After measuring the natural remanent magnetization (NRM), all sections of the archive-half of the core were partially demagnetized using AF magnetization at 30 mT at 5-cm intervals to remove magnetic overprints acquired during RCB coring.
Inclinations document early Miocene to Pliocene geomagnetic polarity changes and were used in conjunction with the standard geomagnetic polarity time scale (GPTS) of Cande and Kent (1995) to date the sediments.
After AF demagnetization, the stable depositional remanent magnetization was measured from 300.25 (Section 190-1177A-1R-1, 5 cm) (Fig. F15) to ~832.08 mbsf (Section 56R-3, 100 cm). The inclinations from 300.25 (Section 190-1177A-1R-1, 5 cm) to 450.25 mbsf (Section 16R-5, 35 cm) show a clear record of geomagnetic polarity changes. Below 450 mbsf, however, inclination changes provide limited information on the geomagnetic polarities because of poor core recovery. Rapid declination changes are interpreted to have been caused by rotation of individual pieces of the core during the RCB coring process.
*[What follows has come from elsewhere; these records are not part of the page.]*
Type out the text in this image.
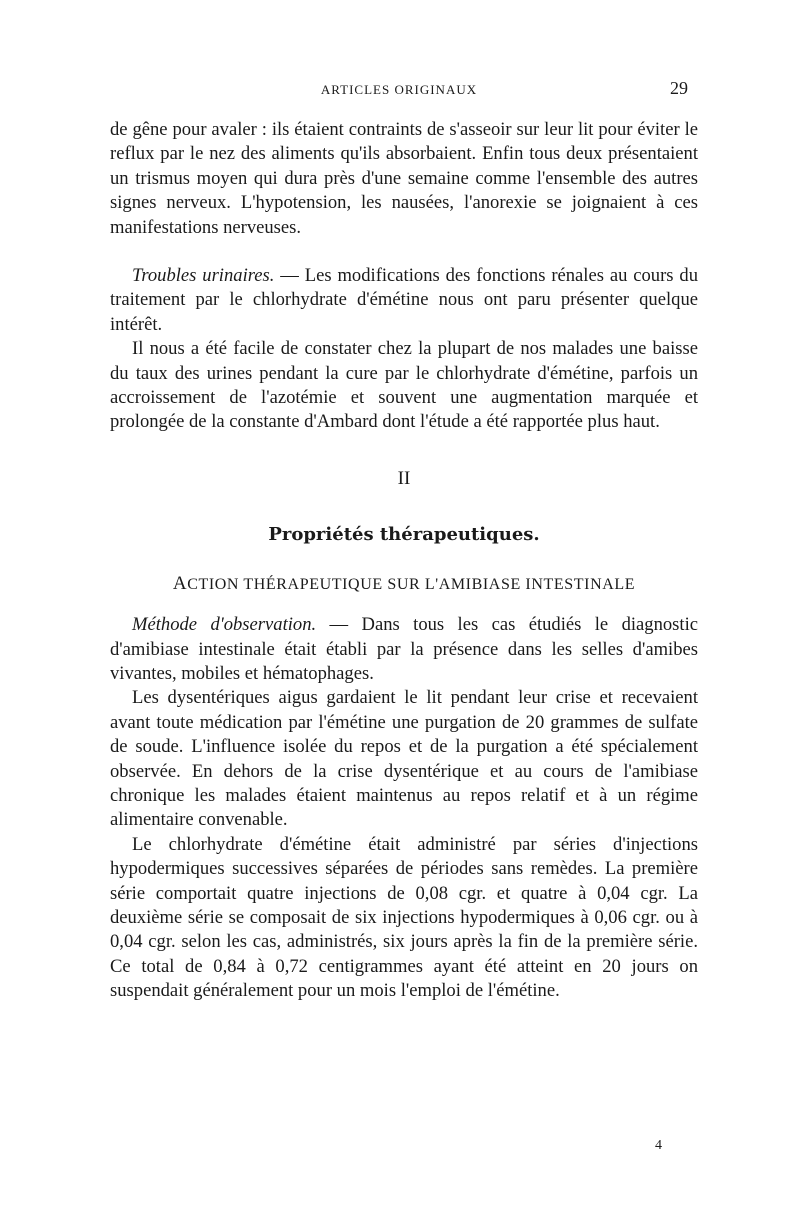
ARTICLES ORIGINAUX	29

de gêne pour avaler : ils étaient contraints de s'asseoir sur leur lit pour éviter le reflux par le nez des aliments qu'ils absorbaient. Enfin tous deux présentaient un trismus moyen qui dura près d'une semaine comme l'ensemble des autres signes nerveux. L'hypotension, les nausées, l'anorexie se joignaient à ces manifestations nerveuses.

Troubles urinaires. — Les modifications des fonctions rénales au cours du traitement par le chlorhydrate d'émétine nous ont paru présenter quelque intérêt.

Il nous a été facile de constater chez la plupart de nos malades une baisse du taux des urines pendant la cure par le chlorhydrate d'émétine, parfois un accroissement de l'azotémie et souvent une augmentation marquée et prolongée de la constante d'Ambard dont l'étude a été rapportée plus haut.

II

Propriétés thérapeutiques.

ACTION THÉRAPEUTIQUE SUR L'AMIBIASE INTESTINALE

Méthode d'observation. — Dans tous les cas étudiés le diagnostic d'amibiase intestinale était établi par la présence dans les selles d'amibes vivantes, mobiles et hématophages.

Les dysentériques aigus gardaient le lit pendant leur crise et recevaient avant toute médication par l'émétine une purgation de 20 grammes de sulfate de soude. L'influence isolée du repos et de la purgation a été spécialement observée. En dehors de la crise dysentérique et au cours de l'amibiase chronique les malades étaient maintenus au repos relatif et à un régime alimentaire convenable.

Le chlorhydrate d'émétine était administré par séries d'injections hypodermiques successives séparées de périodes sans remèdes. La première série comportait quatre injections de 0,08 cgr. et quatre à 0,04 cgr. La deuxième série se composait de six injections hypodermiques à 0,06 cgr. ou à 0,04 cgr. selon les cas, administrés, six jours après la fin de la première série. Ce total de 0,84 à 0,72 centigrammes ayant été atteint en 20 jours on suspendait généralement pour un mois l'emploi de l'émétine.

4
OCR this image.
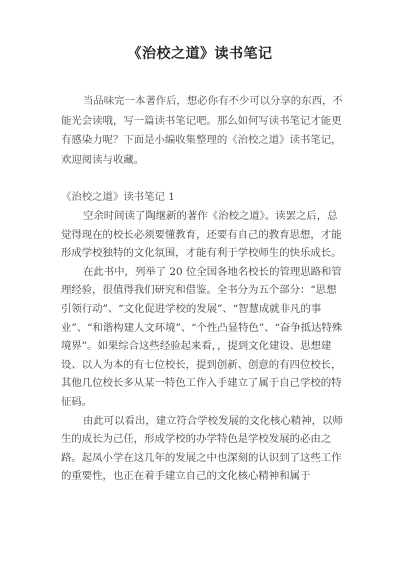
《治校之道》读书笔记

当品味完一本著作后，想必你有不少可以分享的东西，不能光会读哦，写一篇读书笔记吧。那么如何写读书笔记才能更有感染力呢？下面是小编收集整理的《治校之道》读书笔记，欢迎阅读与收藏。

《治校之道》读书笔记 1

空余时间读了陶继新的著作《治校之道》。读罢之后，总觉得现在的校长必须要懂教育，还要有自己的教育思想，才能形成学校独特的文化氛围，才能有利于学校师生的快乐成长。

在此书中，列举了 20 位全国各地名校长的管理思路和管理经验，很值得我们研究和借鉴。全书分为五个部分：“思想引领行动”、“文化促进学校的发展”、“智慧成就非凡的事业”、“和谐构建人文环境”、“个性凸显特色”、“奋争抵达特殊境界”。如果综合这些经验起来看，，提到文化建设、思想建设、以人为本的有七位校长，提到创新、创意的有四位校长，其他几位校长多从某一特色工作入手建立了属于自己学校的特征码。

由此可以看出，建立符合学校发展的文化核心精神，以师生的成长为己任，形成学校的办学特色是学校发展的必由之路。起凤小学在这几年的发展之中也深刻的认识到了这些工作的重要性，也正在着手建立自己的文化核心精神和属于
The magnetic intensity shows a rapid repetition in values. There are five high-intensity and four low-intensity anomalies from the top to the bottom of Hole 1177A (Fig. F15). High intensity was continuously observed from the top of Hole 1177A (Section 190-1177A-1R-1, 5 cm) to 473.35 mbsf (Section 19R-1, 55 cm). A distinct low-intensity zone is abruptly present at 473.55 mbsf (Section 190-1177A-19R-1, 75 cm), and the low-intensity values terminate at 521.65 mbsf (Section 24R-1, 95 cm). After this low magnetic intensity, two high-intensity peaks are observed at 521.70-540.05 mbsf (interval 190-1177A-24R-1, 100 cm, through 25R-CC, 20 cm) and 569.35-608.15 mbsf (interval 190-1177A-29R-1, 40 cm, through 33R-1, 65 cm). These are followed by a rapid decrease in intensity values from 608.15 mbsf (Section 190-1177A-33R-1, 60 cm) to 684.85 mbsf (Section 41R-1, 45 cm). Below 684.90 mbsf (Section 190-1177A-41R-1, 45 cm), the intensity changes gradually into higher values, and this continuation of high intensity is terminated at 759.15 mbsf (Section 48R-5, 145 cm). Slightly low intensity is again seen from 759.25 mbsf (Section 190-1177A-48R-6, 5 cm) to 831.00 mbsf (Section 56R-2, 70 cm). The lower part of Hole 1177A consists mainly of volcaniclastics with high magnetic intensities in the range from 10-1 to 1 A/m.
Site 1177 magnetostratigraphy is based on polarity changes determined by measuring the inclination of the archive-half of the core after AF demagnetization at 30 mT. Early Miocene to Pliocene magnetic polarity changes were identified using biostratigraphic datums (calcareous nannofossils; see "Biostratigraphy") and correlated with the GPTS of Cande and Kent (1995) (Fig. F16). The identified chrons and subchrons are given in Table T12.
A magnetic polarity change from reversed to normal at 301.85 mbsf (Section 190-1177A-1R-2, 15 cm) is interpreted as the Reunion Event within the Matuyama Chron and is dated at 2.14 Ma (Cande and Kent, 1995). The boundary between the Matuyama and Gauss Chrons (2.581 Ma) is at 328.55 mbsf (Section 190-1177A-4R-1, 5 cm), and the boundary between the Gauss and Gilbert Chrons (3.58 Ma) is at 384.25 mbsf (Section 9R-6, 15 cm).
The termination of the Gilbert Chron and the beginning of Chron C3A (5.894 Ma) is identified at 427.45 mbsf (Section 190-1177A-14R-2, 145 cm). The boundary at 444.25 mbsf (Section 190-1177A-16R-1, 35 cm) is interpreted as the beginning of Chron C3B (6.935 Ma). A normal polarity inclination at 534.55 mbsf (Section 190-1177A-25R-3, 115 cm) is interpreted as the beginning of Chron C5 (9.74 Ma), although magnetic measurements for this interval are limited because of poor core recovery. Based on the biostratigraphic analysis, the normal inclination at 755.1 mbsf (Section 190-1177A-48R-3, 40 cm) may be correlated with the beginning of Chrons C5C (16.014 Ma).
The relationship between magnetostratigraphy and biostratigraphy is shown in Figure F17. A slight change in sedimentation rate from 6.15 to 2.96 cm/k.y. occurs at 370 mbsf (~3.3 Ma) within the top of the lower Shikoku Basin facies. Below 370 mbsf, the sedimentation rate remains stable in the lower Shikoku Basin facies (Fig. F17).